As a side note, I found it pretty interesting that Antar is a convicted felon and has managed to turn that into a marketing scheme in and of itself. He discloses that at the end of this post, on his about page, and clearly uses it to give himself street cred for his new job- teaching people how to catch folks like himself, which reminded me of this post I read the other day at the Epicurean Dealmaker:
Now Dick Fuld, at least in his prime, was a forceful and scary man. It takes a certain kind of personality to tell such a man to go fuck himself to his face. Fortunately, we just happen to have a substantial supply of brass-balled, take-no-prisoners, kill-’em-all-and-let-God-sort-’em-out people ready to hand. By happy coincidence, these individuals also happen to be intimately familiar with the ins and outs of the global financial system, the nature and construction of the myriad securities and engineered products polluting financial markets, and the numberless tricks and stratagems large financial institutions use to end-run rules and regulations designed to keep them in check.

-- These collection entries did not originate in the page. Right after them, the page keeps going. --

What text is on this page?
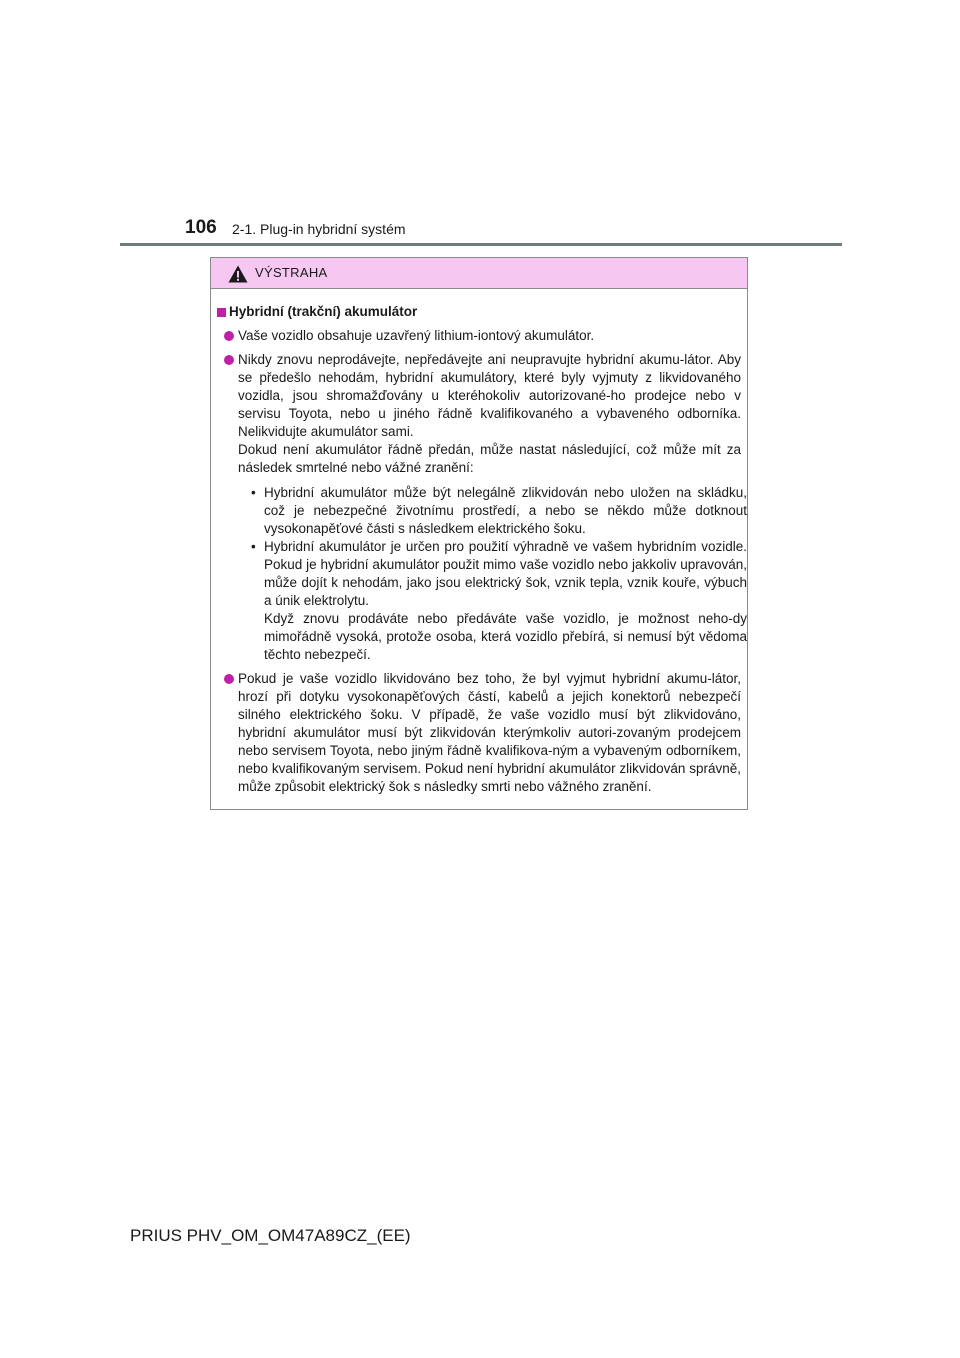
106 2-1. Plug-in hybridní systém
VÝSTRAHA
Hybridní (trakční) akumulátor
Vaše vozidlo obsahuje uzavřený lithium-iontový akumulátor.
Nikdy znovu neprodávejte, nepředávejte ani neupravujte hybridní akumu-látor. Aby se předešlo nehodám, hybridní akumulátory, které byly vyjmuty z likvidovaného vozidla, jsou shromažďovány u kteréhokoliv autorizované-ho prodejce nebo v servisu Toyota, nebo u jiného řádně kvalifikovaného a vybaveného odborníka. Nelikvidujte akumulátor sami.
Dokud není akumulátor řádně předán, může nastat následující, což může mít za následek smrtelné nebo vážné zranění:
• Hybridní akumulátor může být nelegálně zlikvidován nebo uložen na skládku, což je nebezpečné životnímu prostředí, a nebo se někdo může dotknout vysokonapěťové části s následkem elektrického šoku.
• Hybridní akumulátor je určen pro použití výhradně ve vašem hybridním vozidle. Pokud je hybridní akumulátor použit mimo vaše vozidlo nebo jakkoliv upravován, může dojít k nehodám, jako jsou elektrický šok, vznik tepla, vznik kouře, výbuch a únik elektrolytu.
Když znovu prodáváte nebo předáváte vaše vozidlo, je možnost neho-dy mimořádně vysoká, protože osoba, která vozidlo přebírá, si nemusí být vědoma těchto nebezpečí.
Pokud je vaše vozidlo likvidováno bez toho, že byl vyjmut hybridní akumu-látor, hrozí při dotyku vysokonapěťových částí, kabelů a jejich konektorů nebezpečí silného elektrického šoku. V případě, že vaše vozidlo musí být zlikvidováno, hybridní akumulátor musí být zlikvidován kterýmkoliv autori-zovaným prodejcem nebo servisem Toyota, nebo jiným řádně kvalifikova-ným a vybaveným odborníkem, nebo kvalifikovaným servisem. Pokud není hybridní akumulátor zlikvidován správně, může způsobit elektrický šok s následky smrti nebo vážného zranění.
PRIUS PHV_OM_OM47A89CZ_(EE)
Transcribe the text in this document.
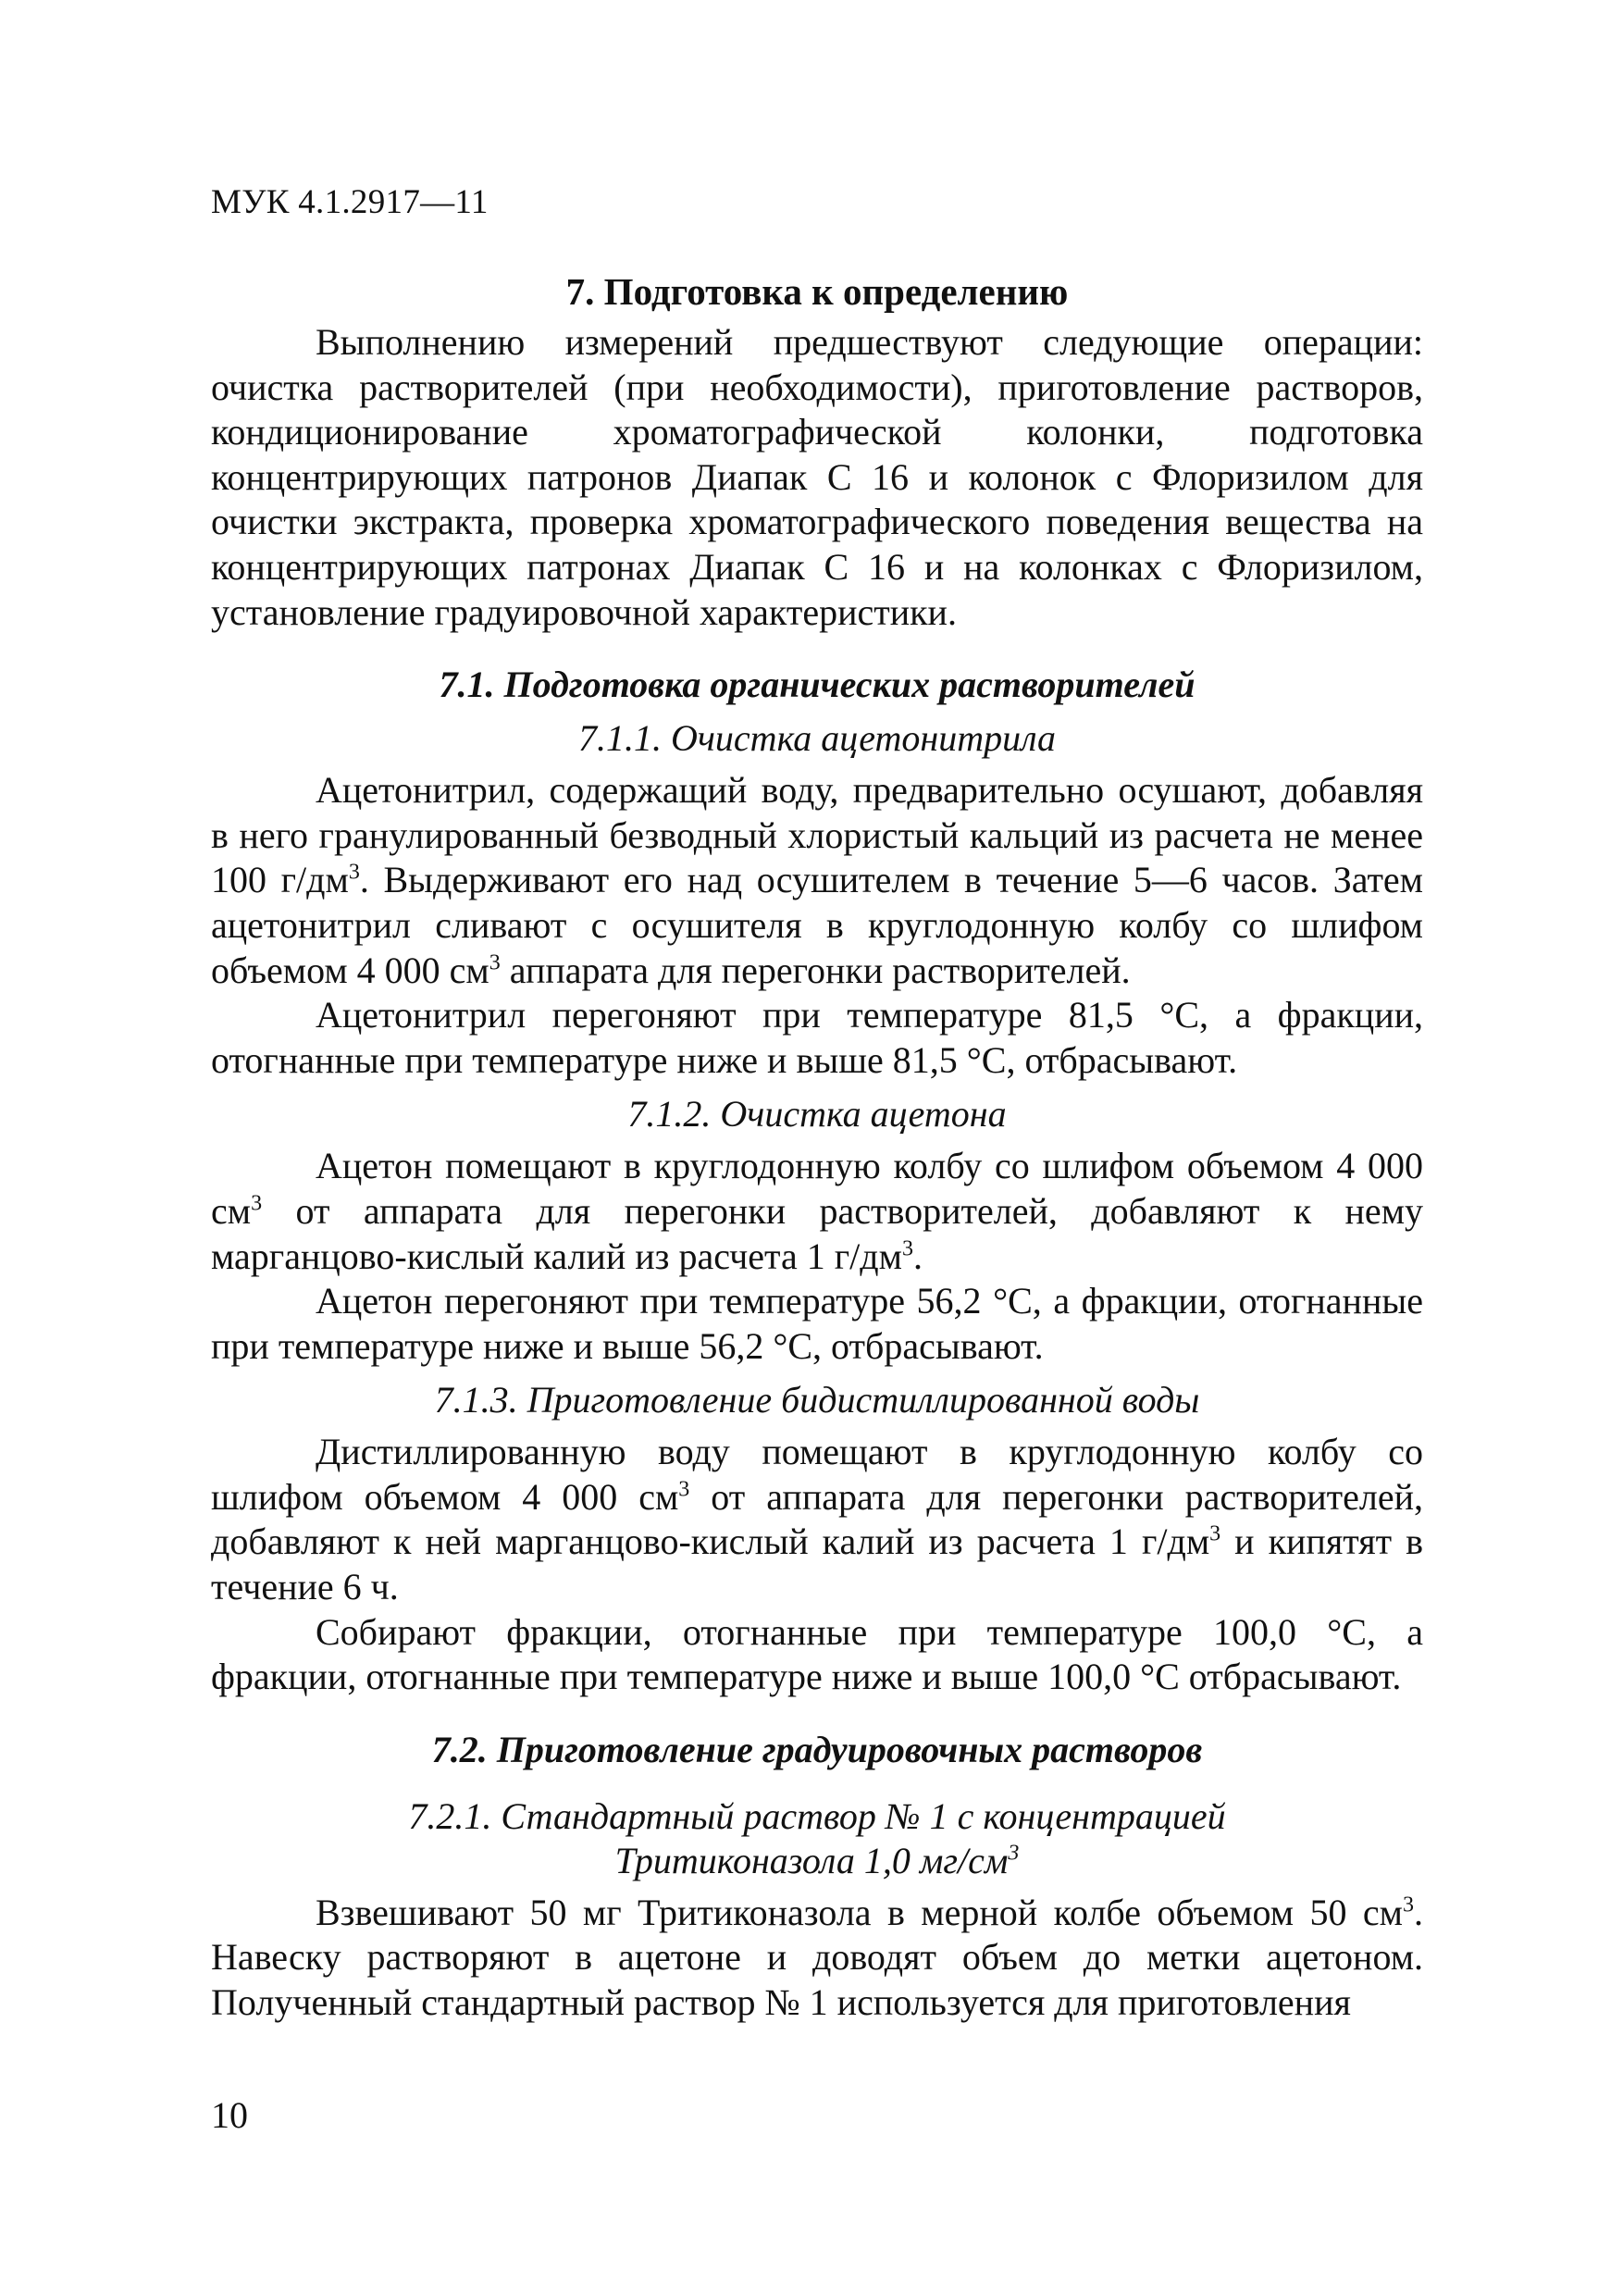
МУК 4.1.2917—11
7. Подготовка к определению

Выполнению измерений предшествуют следующие операции: очистка растворителей (при необходимости), приготовление растворов, кондиционирование хроматографической колонки, подготовка концентрирующих патронов Диапак С 16 и колонок с Флоризилом для очистки экстракта, проверка хроматографического поведения вещества на концентрирующих патронах Диапак С 16 и на колонках с Флоризилом, установление градуировочной характеристики.

7.1. Подготовка органических растворителей
7.1.1. Очистка ацетонитрила

Ацетонитрил, содержащий воду, предварительно осушают, добавляя в него гранулированный безводный хлористый кальций из расчета не менее 100 $г/дм^3$. Выдерживают его над осушителем в течение 5—6 часов. Затем ацетонитрил сливают с осушителя в круглодонную колбу со шлифом объемом 4 000 $см^3$ аппарата для перегонки растворителей.

Ацетонитрил перегоняют при температуре 81,5 °С, а фракции, отогнанные при температуре ниже и выше 81,5 °С, отбрасывают.

7.1.2. Очистка ацетона

Ацетон помещают в круглодонную колбу со шлифом объемом 4 000 $см^3$ от аппарата для перегонки растворителей, добавляют к нему марганцово-кислый калий из расчета 1 $г/дм^3$.

Ацетон перегоняют при температуре 56,2 °С, а фракции, отогнанные при температуре ниже и выше 56,2 °С, отбрасывают.

7.1.3. Приготовление бидистиллированной воды

Дистиллированную воду помещают в круглодонную колбу со шлифом объемом 4 000 $см^3$ от аппарата для перегонки растворителей, добавляют к ней марганцово-кислый калий из расчета 1 $г/дм^3$ и кипятят в течение 6 ч.

Собирают фракции, отогнанные при температуре 100,0 °С, а фракции, отогнанные при температуре ниже и выше 100,0 °С отбрасывают.

7.2. Приготовление градуировочных растворов
7.2.1. Стандартный раствор № 1 с концентрацией
Тритиконазола 1,0 $мг/см^3$

Взвешивают 50 мг Тритиконазола в мерной колбе объемом 50 $см^3$. Навеску растворяют в ацетоне и доводят объем до метки ацетоном. Полученный стандартный раствор № 1 используется для приготовления

10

These people are called investment bankers.
That’s right, boys and girls: It’s time for the chickens to band together and hire themselves some foxes to guard the chicken coop.
***The answer, of course, is obvious, if politically difficult to put into effect. Staff the SEC, or whatever “Super Regulator” the government decides to deputize to oversee this mess, with a bunch of highly-paid, tough-as-nails, sonofabitch investment bankers. You will have to pay them millions, just like regular bankers. (You can tie their incentive pay to improvements in the value of securities held under TARP and TALF, if you like.) Pay them well, and investment bankers won’t be able to treat them like second-class citizens at the negotiating table. Pay them like bankers, and your regulators won’t hesitate to read Jamie Dimon or Lloyd Blankfein the riot act, because they won’t give a shit about getting a job from them later.
Trust me, these are the kind of people you will need on your team: highly educated, financially sophisticated, psychotically hard-working, experienced professionals who know or can figure out CDOs, SIVs, balance sheet leverage, and credit default derivatives just as easily as the idiots who created and trade this shit. Leading your enforcement and supervision teams you need a bunch of smooth, smart, plausible, grandiosely self-confident senior bankers who will not hesitate to tell Vikram Pandit to go fuck himself, his mother, and the cow she rode in on if he ever tries to fuck with the United States government, the US taxpayer, or the pizza delivery boy again. You know: psychopaths.
This is not a new idea. For yonks, the Brits have known that the best person to hire as gamekeeper on your ancestral estate is a former poacher, someone who knows what they know, how they think, and where to punch them in the genitals to get maximum negotiating effect.
Not all folks that get caught up in wrongdoing are as willing to turn to the other side- Henry Blodgett has spent the last three days at Clusterstock furiously spinning for Goldman. My favorite line from Henry- that Goldman will get off because they were only screwing savvy investors (Hey- they only robbed the smart and rich folks!).
Personally, I’d give Elliot Spitzer a billion dollars to fund the staff he wants along with the jurisdiction he needs, a box of condoms and permanent immunity for any future callgirl scandals, and then unleash the mean bastard on Wall Street.